Congress Grills 'Big Oil'

The bosses of Chevron, Shell US, BP America, ConocoPhillips, and ExxonMobil appeared before the powerful Senate Finance Committee.

With Americans furious at sky-high gasoline prices and tax breaks for "Big Oil" under fire, a key U.S. Senate committee put five senior oil executives in the dock.

The bosses of Chevron, Shell US, BP America, ConocoPhillips, and ExxonMobil appeared before the powerful Senate Finance Committee, facing allegations they bank record profits at taxpayers' expense.

President Barack Obama and his Democratic allies are calling for an end to $2 billion a year in tax breaks for the biggest players in an industry enjoying record profits.

"Businesses should make a profit -- that's what drives our economy -- but do these very profitable companies actually need taxpayer subsidies?" committee chairman and Democrat Max Baucus asked pointedly.

He quickly answered his own question. "We can put this money to better use -- and we should."

"We should use this money to reduce our deficit instead of putting the burden on seniors and on our children's future."

Democrats who control the committee are hoping to channel public anger at high pump prices -- which have increased around 37 percent in the last year -- as their gaze begins to drift toward the 2012 election campaign.

But the oil industry came out swinging.

First to speak was Chevron chief executive John Watson, who described the measures as "anti-competitive" and "discriminatory."

He implored lawmakers: "Don't punish our industry for doing our jobs well."

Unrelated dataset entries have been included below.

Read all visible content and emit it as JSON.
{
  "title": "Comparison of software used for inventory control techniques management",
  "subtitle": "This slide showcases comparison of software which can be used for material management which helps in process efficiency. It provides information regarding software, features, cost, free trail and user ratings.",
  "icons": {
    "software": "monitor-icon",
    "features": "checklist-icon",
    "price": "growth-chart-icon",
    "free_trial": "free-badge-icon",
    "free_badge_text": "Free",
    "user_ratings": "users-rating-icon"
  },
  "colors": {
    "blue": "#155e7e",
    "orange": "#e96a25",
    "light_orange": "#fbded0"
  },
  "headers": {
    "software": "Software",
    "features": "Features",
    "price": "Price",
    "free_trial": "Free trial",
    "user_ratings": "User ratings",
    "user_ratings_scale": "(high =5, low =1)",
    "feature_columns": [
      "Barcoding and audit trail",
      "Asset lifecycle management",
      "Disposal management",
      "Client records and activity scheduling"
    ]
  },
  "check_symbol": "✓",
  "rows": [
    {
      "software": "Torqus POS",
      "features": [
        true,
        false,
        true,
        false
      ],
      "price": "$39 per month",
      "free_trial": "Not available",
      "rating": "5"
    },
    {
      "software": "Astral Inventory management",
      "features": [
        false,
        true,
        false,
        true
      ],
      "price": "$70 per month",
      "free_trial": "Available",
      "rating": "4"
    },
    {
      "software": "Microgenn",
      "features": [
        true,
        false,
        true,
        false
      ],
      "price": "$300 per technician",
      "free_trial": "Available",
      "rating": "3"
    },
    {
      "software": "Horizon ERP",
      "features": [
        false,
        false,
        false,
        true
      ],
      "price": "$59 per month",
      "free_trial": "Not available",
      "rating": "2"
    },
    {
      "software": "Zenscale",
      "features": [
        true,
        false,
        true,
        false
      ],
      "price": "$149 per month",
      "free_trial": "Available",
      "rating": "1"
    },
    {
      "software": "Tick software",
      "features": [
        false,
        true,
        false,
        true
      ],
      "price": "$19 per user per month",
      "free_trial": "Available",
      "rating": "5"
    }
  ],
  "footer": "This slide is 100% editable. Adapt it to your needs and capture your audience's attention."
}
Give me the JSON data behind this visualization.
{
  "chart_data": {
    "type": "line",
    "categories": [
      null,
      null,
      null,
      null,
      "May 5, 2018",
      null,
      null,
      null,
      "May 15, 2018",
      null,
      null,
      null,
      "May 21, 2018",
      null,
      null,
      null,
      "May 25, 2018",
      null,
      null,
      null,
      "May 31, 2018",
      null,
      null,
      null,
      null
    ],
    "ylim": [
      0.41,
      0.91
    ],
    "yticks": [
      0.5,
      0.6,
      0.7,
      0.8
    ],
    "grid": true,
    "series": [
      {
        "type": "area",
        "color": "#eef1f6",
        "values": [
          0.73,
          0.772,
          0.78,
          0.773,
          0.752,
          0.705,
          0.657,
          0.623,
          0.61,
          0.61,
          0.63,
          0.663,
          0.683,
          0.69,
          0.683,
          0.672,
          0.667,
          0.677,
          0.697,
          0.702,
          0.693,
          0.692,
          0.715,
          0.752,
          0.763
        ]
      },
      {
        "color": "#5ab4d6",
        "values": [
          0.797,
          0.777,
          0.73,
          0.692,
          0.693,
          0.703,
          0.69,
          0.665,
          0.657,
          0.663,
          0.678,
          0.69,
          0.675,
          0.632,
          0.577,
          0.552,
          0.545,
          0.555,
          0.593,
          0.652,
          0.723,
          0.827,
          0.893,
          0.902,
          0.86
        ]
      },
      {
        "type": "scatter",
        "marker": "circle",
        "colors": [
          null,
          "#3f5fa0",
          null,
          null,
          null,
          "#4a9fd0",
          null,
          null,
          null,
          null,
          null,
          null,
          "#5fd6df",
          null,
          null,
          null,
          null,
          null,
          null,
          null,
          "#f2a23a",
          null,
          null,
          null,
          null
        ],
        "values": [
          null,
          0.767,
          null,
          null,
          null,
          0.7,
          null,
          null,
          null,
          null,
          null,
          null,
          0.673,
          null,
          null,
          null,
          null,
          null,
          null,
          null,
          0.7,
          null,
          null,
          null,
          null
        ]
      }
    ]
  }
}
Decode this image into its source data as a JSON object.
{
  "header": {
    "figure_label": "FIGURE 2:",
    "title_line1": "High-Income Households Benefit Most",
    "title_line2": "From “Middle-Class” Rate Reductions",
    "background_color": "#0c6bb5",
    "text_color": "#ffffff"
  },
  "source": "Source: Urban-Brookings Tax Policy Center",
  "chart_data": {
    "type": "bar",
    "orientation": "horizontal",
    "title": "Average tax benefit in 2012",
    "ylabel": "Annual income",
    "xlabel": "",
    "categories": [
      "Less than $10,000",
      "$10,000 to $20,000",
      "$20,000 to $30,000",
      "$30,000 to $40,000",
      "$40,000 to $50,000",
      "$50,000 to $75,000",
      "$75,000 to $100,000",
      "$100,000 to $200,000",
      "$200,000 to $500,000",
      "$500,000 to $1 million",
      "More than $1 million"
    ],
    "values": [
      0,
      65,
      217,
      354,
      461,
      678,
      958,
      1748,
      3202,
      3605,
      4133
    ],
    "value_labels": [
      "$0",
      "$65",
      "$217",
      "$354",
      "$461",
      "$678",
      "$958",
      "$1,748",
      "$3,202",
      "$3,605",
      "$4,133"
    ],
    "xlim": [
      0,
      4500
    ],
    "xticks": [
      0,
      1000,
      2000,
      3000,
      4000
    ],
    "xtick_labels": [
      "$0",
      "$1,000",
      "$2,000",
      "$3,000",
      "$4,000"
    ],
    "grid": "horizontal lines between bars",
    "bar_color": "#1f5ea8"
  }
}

Executives in turn warned that a higher tax bill would spell fewer jobs, higher consumer prices and reduced competitiveness.

"Raising taxes will lead to less investment, less production and most likely higher cost per gallon and less employment," said James Mulva CEO of ConocoPhillips.

Baucus flatly rejected that argument.

"Given profits of $35 billion in just the first quarter alone, it's hard to find evidence that repealing these subsidies would cut domestic production or cause layoffs," he said.

Obama's Republican foes, wary of being painted as anti-consumer, said Democrats were guilty of political opportunism, and that reforming the tax code would do little to lower gasoline prices.

"Politics is thick in the air today," complained the committee's ranking Republican Orrin Hatch as the hearing opened.

Witnesses at the hearing included John Watson, chairman and chief executive of Chevron Corporation; Marvin Odum, U.S. president of Shell Oil Company; Lamar McKay, chairman and president of BP America; Mulva; and Rex Tillerson, chairman and chief executive of Exxon Mobil Corporation.